One limitation of the extension $$ H_x=\int_0^1\frac{1-t^x}{1-t}\,\mathrm{d}t\tag{8} $$ is that it doesn't converge for $\mathrm{Re}(x)\le-1$.

An extension of the Harmonic Numbers that works for all $x\in\mathbb{C}$ is $$ H_x=\sum_{k=1}^\infty\left(\frac1k-\frac1{k+x}\right)\tag{9} $$

Answer 3

This is the Weierstrass definition of the Gamma function in disguise. Note that $$\Gamma(z)=\frac{e^{-\gamma z}}z\prod_{n=1}^\infty\frac{e^{z/n}}{1+\frac zn}$$We can re-write this as $$\frac{e^{-\gamma z}}z\prod_{n=1}^\infty\frac{e^{z/n}}{1+\frac zn}=e^{\log\left(\frac{e^{-\gamma z}}z\prod_{n=1}^\infty\frac{e^{z/n}}{1+\frac zn}\right)}=\frac1ze^{-\gamma z+\sum_{k=1}^\infty(z/k-\log(1+z/k))}$$$-\gamma z=-\int_0^z\gamma dx$ while the infinite sum is $\int_0^zH_xdx$ by using $H_x=\sum_{k=1}^\infty\frac x{n(n+x)}$.

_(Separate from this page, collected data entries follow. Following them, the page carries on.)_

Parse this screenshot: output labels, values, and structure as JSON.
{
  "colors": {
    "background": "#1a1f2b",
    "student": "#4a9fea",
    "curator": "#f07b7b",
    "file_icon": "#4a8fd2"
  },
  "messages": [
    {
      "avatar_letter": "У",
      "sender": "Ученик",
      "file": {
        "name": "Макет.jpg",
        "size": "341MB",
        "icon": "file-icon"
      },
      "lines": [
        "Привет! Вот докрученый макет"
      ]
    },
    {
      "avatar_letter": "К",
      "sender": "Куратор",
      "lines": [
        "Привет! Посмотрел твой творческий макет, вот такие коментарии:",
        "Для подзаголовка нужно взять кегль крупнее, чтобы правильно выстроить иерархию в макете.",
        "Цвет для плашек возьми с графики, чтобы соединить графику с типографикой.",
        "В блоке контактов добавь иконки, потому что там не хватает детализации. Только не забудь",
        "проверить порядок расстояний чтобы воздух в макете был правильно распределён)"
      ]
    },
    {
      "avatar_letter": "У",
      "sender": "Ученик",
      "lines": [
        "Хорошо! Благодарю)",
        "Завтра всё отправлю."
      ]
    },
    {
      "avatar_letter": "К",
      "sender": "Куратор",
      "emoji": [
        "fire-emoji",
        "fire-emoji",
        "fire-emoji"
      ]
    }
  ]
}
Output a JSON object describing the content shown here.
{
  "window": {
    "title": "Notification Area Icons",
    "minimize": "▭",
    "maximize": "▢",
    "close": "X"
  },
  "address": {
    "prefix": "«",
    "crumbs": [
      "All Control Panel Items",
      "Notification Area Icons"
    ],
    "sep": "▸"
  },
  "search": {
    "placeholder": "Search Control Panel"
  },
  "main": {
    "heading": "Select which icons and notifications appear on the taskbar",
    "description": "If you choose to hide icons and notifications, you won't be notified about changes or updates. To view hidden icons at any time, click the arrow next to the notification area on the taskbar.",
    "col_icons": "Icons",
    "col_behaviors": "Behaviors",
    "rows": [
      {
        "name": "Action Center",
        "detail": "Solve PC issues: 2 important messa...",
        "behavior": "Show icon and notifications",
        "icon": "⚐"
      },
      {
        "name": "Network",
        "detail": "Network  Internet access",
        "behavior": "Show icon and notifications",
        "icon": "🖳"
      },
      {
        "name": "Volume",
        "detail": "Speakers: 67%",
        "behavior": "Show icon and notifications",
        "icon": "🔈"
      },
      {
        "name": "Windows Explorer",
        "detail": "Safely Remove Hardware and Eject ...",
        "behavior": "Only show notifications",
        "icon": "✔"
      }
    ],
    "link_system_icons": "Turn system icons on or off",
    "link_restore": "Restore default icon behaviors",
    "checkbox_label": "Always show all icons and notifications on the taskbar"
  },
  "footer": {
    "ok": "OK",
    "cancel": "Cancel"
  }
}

PS: The only way I was able to answer this was because I had written the Gamma function in a similar way to solve $\int_0^1\Gamma(1+z)dz$ and then used the Taylor series expansion of the exponential function, but I realized that method was not going to work.

Edit: I just realized that one of the answerers also thought this was a new formula and I derived it too as I said above. Nice coincidence.